Aku duduk terdiam di pojokan seraya bersandaran di kursi yang sebenarnya tidak ada sandaran. Entah kemana sandarannya, nir agih enigma padaku pasalnya akupun sendiri tak tahu dimana (aku).
Terdengar alunan lagu syahdu dari seorang jejaka muda dari balad yang beza, “Well you only need the light when it’s burning low. Only miss the sun when it starts to snow...”. Sejenak mantik dan atmaku berkembara lagi ke balad yang terlampau idam kusebut Tanah Merah Riyadhah.
”Only know you’ve been high when you’re feeling low. Only hate the road when you’re missing home. Only know you love her when you let her go. And you let her go...”, Berlanjut Passenger melirihkan kata tersebut melalui lagunya.
Ku gigit pisang keduaku perlahan dengan tatapan kosong menatap di antara celah buku yang tersusun rapi kurang lebih enam meter berada di depanku. Jujur aku tak tahu ke arah mana pikiranku mengembara. Satu yang aku tahu pasti, aku rindu rumah dan Kuah Teucrah
.
Terang saja beberapa lagu menggiring kita ke masa silam. Entahpun kelam. Tapi ini bukan soal asmaraloka. Ini soal masa dimana kau melakukan hal-hal yang teramat bodoh hingga beberapanya terkadang menyapa dalam masa penyesalan yang teramat dalam di masa yang akan datang. Sekarang...
Berkali-kali ketika hening sunyi sendiri, rekaman tolol itu kerap kali datang berlari-lari suka cita di sirahku tanpa ketuk dan sapa.
”Ibu, aku sudah bilang bahwa aku capek sehabis pulang sekolah sampai malam. Aku tidak sanggup mengerjakan apapun lagi atau membantumu hari ini.
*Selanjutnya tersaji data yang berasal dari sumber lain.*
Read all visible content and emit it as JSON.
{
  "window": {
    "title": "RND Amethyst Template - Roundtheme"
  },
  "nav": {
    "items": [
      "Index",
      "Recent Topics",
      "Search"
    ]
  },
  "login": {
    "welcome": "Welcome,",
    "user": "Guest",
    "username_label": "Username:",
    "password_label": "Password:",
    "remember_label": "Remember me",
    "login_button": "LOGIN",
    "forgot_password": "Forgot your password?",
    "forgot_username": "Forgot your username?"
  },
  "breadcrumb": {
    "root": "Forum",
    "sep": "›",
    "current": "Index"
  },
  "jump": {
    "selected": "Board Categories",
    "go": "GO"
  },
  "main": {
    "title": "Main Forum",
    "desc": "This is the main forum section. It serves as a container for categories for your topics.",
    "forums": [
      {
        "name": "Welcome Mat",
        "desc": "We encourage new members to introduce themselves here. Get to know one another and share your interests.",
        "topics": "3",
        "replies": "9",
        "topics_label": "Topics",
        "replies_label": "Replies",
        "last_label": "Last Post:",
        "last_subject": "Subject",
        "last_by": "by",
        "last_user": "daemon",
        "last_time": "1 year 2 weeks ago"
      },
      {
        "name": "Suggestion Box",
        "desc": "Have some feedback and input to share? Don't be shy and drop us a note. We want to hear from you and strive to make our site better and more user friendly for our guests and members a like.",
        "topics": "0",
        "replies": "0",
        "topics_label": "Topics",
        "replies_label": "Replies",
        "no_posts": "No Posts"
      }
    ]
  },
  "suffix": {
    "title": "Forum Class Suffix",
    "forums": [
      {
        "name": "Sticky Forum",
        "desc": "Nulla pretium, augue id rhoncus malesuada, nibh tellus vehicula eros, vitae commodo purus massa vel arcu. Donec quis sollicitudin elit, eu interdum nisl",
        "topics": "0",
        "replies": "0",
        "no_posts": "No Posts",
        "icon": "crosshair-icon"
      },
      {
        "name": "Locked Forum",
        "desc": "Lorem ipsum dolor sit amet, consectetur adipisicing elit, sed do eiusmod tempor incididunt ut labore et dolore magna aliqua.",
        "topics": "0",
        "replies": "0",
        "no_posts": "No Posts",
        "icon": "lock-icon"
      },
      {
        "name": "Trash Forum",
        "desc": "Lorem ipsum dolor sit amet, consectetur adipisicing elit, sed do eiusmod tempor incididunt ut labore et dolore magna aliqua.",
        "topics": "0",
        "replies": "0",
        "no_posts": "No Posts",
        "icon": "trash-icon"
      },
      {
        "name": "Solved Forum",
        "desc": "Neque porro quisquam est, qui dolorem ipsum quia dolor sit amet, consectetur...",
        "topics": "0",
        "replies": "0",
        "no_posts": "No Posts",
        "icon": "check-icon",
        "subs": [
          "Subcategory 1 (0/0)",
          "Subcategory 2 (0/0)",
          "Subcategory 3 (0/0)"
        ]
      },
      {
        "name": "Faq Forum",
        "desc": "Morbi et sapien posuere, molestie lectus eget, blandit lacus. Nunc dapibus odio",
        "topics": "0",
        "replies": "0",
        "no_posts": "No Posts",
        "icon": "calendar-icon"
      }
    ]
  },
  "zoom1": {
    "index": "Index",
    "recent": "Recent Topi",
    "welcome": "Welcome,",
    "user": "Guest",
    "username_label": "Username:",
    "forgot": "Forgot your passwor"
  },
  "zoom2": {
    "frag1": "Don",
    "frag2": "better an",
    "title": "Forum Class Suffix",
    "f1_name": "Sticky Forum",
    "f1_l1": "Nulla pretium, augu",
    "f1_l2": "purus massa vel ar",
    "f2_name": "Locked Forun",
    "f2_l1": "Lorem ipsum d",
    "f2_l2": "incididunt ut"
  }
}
Aku sangat lelah”, Sentakku kepada Ibu yang telah berjibaku dengan kuali, baskom, kompor, piring, sendok, pisau, daun pisang serta dagangannya dari pagi buta hingga tengah malam.
Entah setan apa yang merasuki tubuh remaja empat belas tahunan merta mulutnya pada saat gulita menggigil gigit itu.
”Ibu dimana kau letakkan sajadahku ? Aku mau sholat”, Sentakku lagi kesekian kalinya. ”Coba cari di lemari kamar tengah, Dek. Jangan marah-marah dulu. Coba cari sekali lagi pelan-pelan. Ibu sedang masak agar-agar”, Sahutnya masih lembut kepadaku yang tak tahu diri (malu).
Pada zahirnya seekor nyamuk yang hinggap di jari tengah menyadarkanku di pagi rinai basah. Entah aku hanya kelewat teramat hawa Kuah Teucrah atau aku hanya yang terlampau lalu rindu rumah pasal mulai merasa jengah resah menanggung gelabah di balad antah berantah pada sang puan di Tanah Merah Riyadhah.